Nursery plants are important vectors for plant pathogens. Understanding what pathogens occur in nurseries in different production stages can be useful to the development of integrated systems approaches. Four horticultural nurseries in Oregon were sampled every 2 months for 4 years to determine the identity and community structure of Phytophthora spp. associated with different sources and stages in the nursery production cycle. Plants, potting media, used containers, water, greenhouse soil, and container yard substrates were systematically sampled from propagation to the field. From 674 Phytophthora isolates recovered, 28 different species or taxa were identified.

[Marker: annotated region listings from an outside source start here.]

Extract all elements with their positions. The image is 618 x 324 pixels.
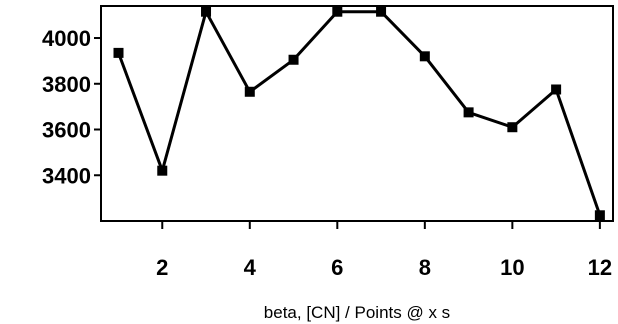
data-point	[244, 86, 255, 97]
data-point	[419, 51, 430, 62]
y-tick-label: 3800	[42, 72, 91, 97]
series-layer	[113, 6, 605, 221]
data-point	[507, 122, 518, 133]
data-point	[594, 210, 605, 221]
data-point	[113, 47, 124, 58]
data-point	[157, 165, 168, 176]
y-tick-label: 4000	[42, 26, 91, 51]
y-axis: 3400 3600 3800 4000	[42, 26, 101, 188]
y-tick-label: 3400	[42, 163, 91, 188]
data-point	[463, 107, 474, 118]
data-point	[551, 84, 562, 95]
data-point	[332, 6, 343, 17]
x-axis-title: beta, [CN] / Points @ x s	[264, 303, 450, 322]
x-tick-label: 12	[588, 255, 612, 280]
series-line	[117, 10, 602, 216]
data-point	[288, 54, 299, 65]
x-tick-label: 6	[331, 255, 343, 280]
x-tick-label: 2	[156, 255, 168, 280]
x-tick-label: 10	[500, 255, 524, 280]
x-tick-label: 4	[244, 255, 257, 280]
y-tick-label: 3600	[42, 118, 91, 143]
data-point	[201, 6, 212, 17]
data-point	[376, 6, 387, 17]
x-tick-label: 8	[419, 255, 431, 280]
plot-frame	[100, 5, 614, 222]
x-axis: 2 4 6 8 10 12	[156, 221, 612, 280]
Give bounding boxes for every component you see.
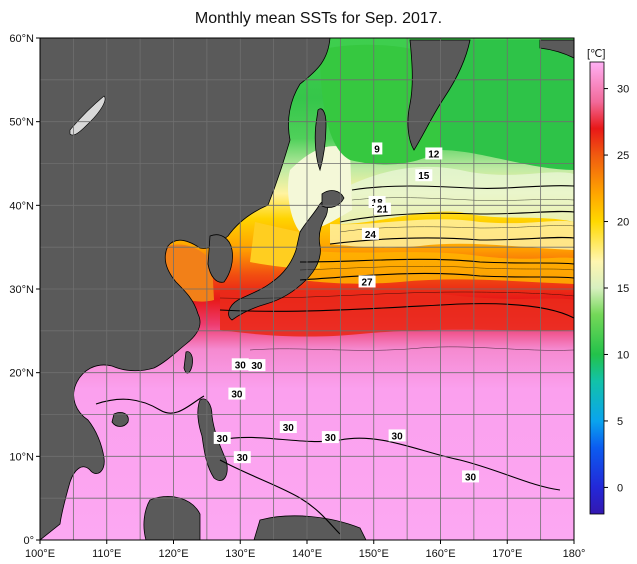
svg-text:27: 27 <box>362 277 374 288</box>
lat-tick-label: 20°N <box>9 368 34 380</box>
landmass-sakhalin <box>314 108 327 172</box>
contour-label: 30 <box>388 429 406 442</box>
lat-tick-label: 30°N <box>9 284 34 296</box>
lon-tick-label: 150°E <box>359 548 389 560</box>
contour-label: 30 <box>462 470 480 483</box>
landmass-hainan <box>111 412 129 427</box>
svg-text:24: 24 <box>365 230 377 241</box>
colorbar-tick-label: 0 <box>617 482 623 494</box>
lon-tick-label: 100°E <box>25 548 55 560</box>
lat-tick-label: 60°N <box>9 33 34 45</box>
svg-text:30: 30 <box>392 431 404 442</box>
island-light <box>69 95 106 136</box>
colorbar-tick-label: 25 <box>617 150 629 162</box>
lon-tick-label: 180° <box>563 548 586 560</box>
colorbar-tick-label: 20 <box>617 217 629 229</box>
lat-tick-label: 40°N <box>9 200 34 212</box>
colorbar-tick-label: 15 <box>617 283 629 295</box>
svg-text:9: 9 <box>374 144 380 155</box>
latitude-labels: 0° 10°N 20°N 30°N 40°N 50°N 60°N <box>9 33 40 547</box>
contour-label: 30 <box>231 358 249 371</box>
colorbar-scale <box>589 61 605 515</box>
contour-label: 30 <box>233 451 251 464</box>
lon-tick-label: 130°E <box>225 548 255 560</box>
lat-tick-label: 50°N <box>9 117 34 129</box>
map-title: Monthly mean SSTs for Sep. 2017. <box>194 10 443 27</box>
svg-text:30: 30 <box>251 361 263 372</box>
contour-label: 30 <box>213 431 231 445</box>
landmass-taiwan <box>183 351 193 374</box>
contour-label: 9 <box>371 142 383 155</box>
graticule <box>40 38 574 540</box>
svg-text:30: 30 <box>231 390 243 401</box>
colorbar-tick-label: 30 <box>617 84 629 96</box>
landmass-korea <box>207 234 233 283</box>
colorbar-unit: [℃] <box>587 48 605 60</box>
landmass-borneo <box>143 496 201 540</box>
svg-text:30: 30 <box>465 472 477 483</box>
contour-label: 30 <box>321 431 339 444</box>
lon-tick-label: 170°E <box>492 548 522 560</box>
svg-text:21: 21 <box>377 205 389 216</box>
contour-label: 21 <box>373 202 391 216</box>
longitude-labels: 100°E 110°E 120°E 130°E 140°E 150°E 160°E 170°E… <box>25 540 585 560</box>
lon-tick-label: 110°E <box>92 548 121 560</box>
landmass-new-guinea <box>253 515 367 540</box>
svg-text:30: 30 <box>325 433 337 444</box>
contour-labels: 9121518212427303030303030303030 <box>213 142 480 483</box>
svg-text:30: 30 <box>235 360 247 371</box>
lat-tick-label: 0° <box>23 535 34 547</box>
colorbar-tick-label: 5 <box>617 416 623 428</box>
colorbar-tick-label: 10 <box>617 349 629 361</box>
landmass-kamchatka <box>407 39 471 151</box>
landmass-philippines <box>197 398 228 481</box>
landmass-hokkaido <box>321 190 345 208</box>
contour-label: 30 <box>248 359 266 372</box>
contour-label: 30 <box>279 421 297 434</box>
svg-text:12: 12 <box>428 149 440 160</box>
contour-label: 24 <box>361 227 379 241</box>
colorbar: [℃] 0 5 10 15 20 25 30 <box>587 48 629 515</box>
lon-tick-label: 140°E <box>292 548 322 560</box>
svg-text:15: 15 <box>418 171 430 182</box>
contour-label: 30 <box>228 387 246 401</box>
contour-label: 27 <box>358 275 376 288</box>
contour-label: 15 <box>415 169 433 182</box>
lon-tick-label: 160°E <box>425 548 455 560</box>
svg-text:30: 30 <box>217 434 229 445</box>
lat-tick-label: 10°N <box>9 451 34 463</box>
svg-text:30: 30 <box>237 453 249 464</box>
contour-label: 12 <box>425 147 443 160</box>
svg-text:30: 30 <box>283 423 295 434</box>
lon-tick-label: 120°E <box>158 548 188 560</box>
colorbar-ticks: 0 5 10 15 20 25 30 <box>604 84 629 494</box>
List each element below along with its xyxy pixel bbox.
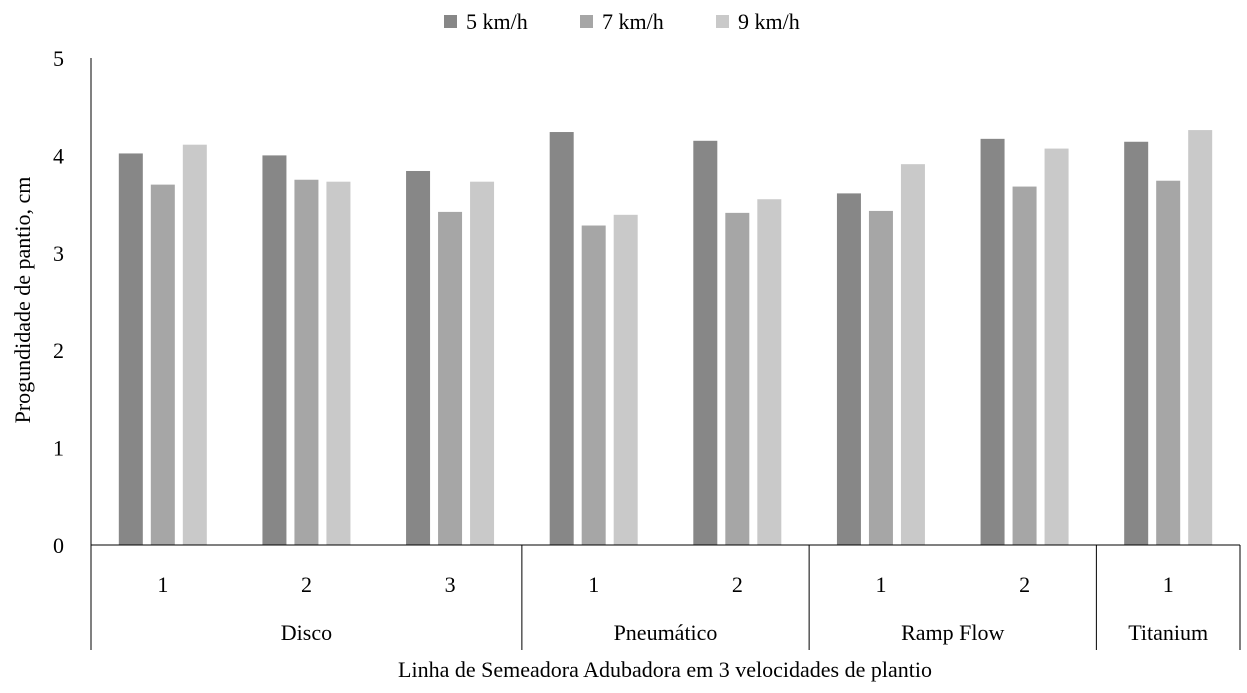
- y-axis-title: Progundidade de pantio, cm: [10, 177, 35, 424]
- bar: [613, 214, 638, 545]
- bar: [470, 181, 495, 545]
- bar: [693, 140, 718, 546]
- y-tick-label: 3: [53, 241, 64, 266]
- x-category-label: 2: [732, 572, 743, 597]
- bar: [182, 144, 207, 545]
- bar: [725, 212, 750, 545]
- bar: [1124, 141, 1149, 545]
- y-tick-label: 2: [53, 338, 64, 363]
- legend-label: 5 km/h: [466, 9, 528, 34]
- bar: [549, 132, 574, 546]
- x-category-label: 1: [1163, 572, 1174, 597]
- x-category-label: 1: [157, 572, 168, 597]
- y-axis-ticks: 0 1 2 3 4 5: [53, 46, 64, 558]
- bar: [262, 155, 287, 545]
- x-group-label: Titanium: [1128, 620, 1208, 645]
- bar: [836, 193, 861, 546]
- bar: [757, 199, 782, 546]
- x-category-label: 1: [588, 572, 599, 597]
- bar: [1156, 180, 1181, 545]
- bar: [406, 170, 431, 545]
- bar-series: [118, 130, 1213, 546]
- x-group-label: Ramp Flow: [901, 620, 1004, 645]
- y-tick-label: 0: [53, 533, 64, 558]
- x-category-label: 2: [1019, 572, 1030, 597]
- bar: [438, 211, 463, 545]
- x-category-label: 1: [875, 572, 886, 597]
- y-tick-label: 4: [53, 143, 64, 168]
- bar: [326, 181, 351, 545]
- bar: [581, 225, 606, 545]
- bar: [118, 153, 143, 545]
- legend-label: 7 km/h: [602, 9, 664, 34]
- x-axis-title: Linha de Semeadora Adubadora em 3 veloci…: [398, 657, 932, 682]
- x-category-label: 3: [445, 572, 456, 597]
- legend-swatch: [444, 15, 457, 28]
- legend-swatch: [716, 15, 729, 28]
- x-group-label: Disco: [281, 620, 332, 645]
- x-axis-labels: 1 2 3 1 2 1 2 1 Disco Pneumático Ramp Flow Titanium: [157, 572, 1208, 645]
- bar: [900, 164, 925, 545]
- legend-label: 9 km/h: [738, 9, 800, 34]
- bar: [980, 138, 1005, 546]
- bar: [868, 210, 893, 545]
- bar: [294, 179, 319, 545]
- y-tick-label: 5: [53, 46, 64, 71]
- bar: [1012, 186, 1037, 545]
- bar: [1188, 130, 1213, 546]
- bar: [1044, 148, 1069, 545]
- legend-swatch: [580, 15, 593, 28]
- legend: 5 km/h 7 km/h 9 km/h: [444, 9, 800, 34]
- x-group-label: Pneumático: [614, 620, 718, 645]
- axes: [90, 58, 1241, 650]
- y-tick-label: 1: [53, 436, 64, 461]
- x-category-label: 2: [301, 572, 312, 597]
- bar: [150, 184, 175, 545]
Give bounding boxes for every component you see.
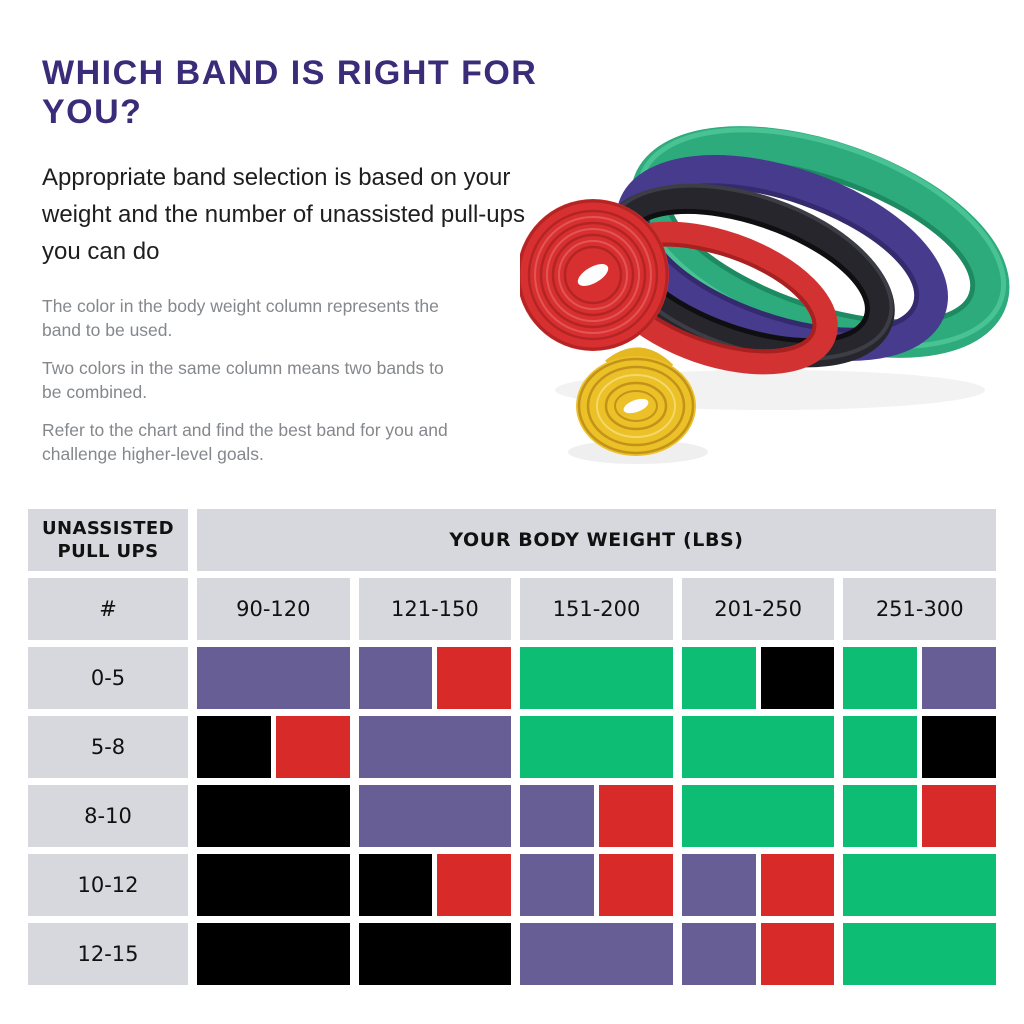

The most commonly isolated species from plants were Phytophthora plurivora (33%), P. cinnamomi (26%), P. syringae (19%), and P. citrophthora (11%). From soil and gravel substrates, P. plurivora accounted for 25% of the isolates, with P. taxon Pgchlamydo, P. cryptogea, and P. cinnamomi accounting for 18, 17, and 15%, respectively. Five species (P. plurivora, P. syringae, P. taxon Pgchlamydo, P. gonapodyides, and P. cryptogea) were found in all nurseries. The greatest diversity of taxa occurred in irrigation water reservoirs (20 taxa), with the majority of isolates belonging to internal transcribed spacer clade 6, typically including aquatic opportunists. Nurseries differed in composition of Phytophthora communities across years, seasons, and source within the nursery. These findings suggest likely contamination hazards and target critical control points for management of Phytophthora disease using a systems approach.

Additional keywords: hazard analysis.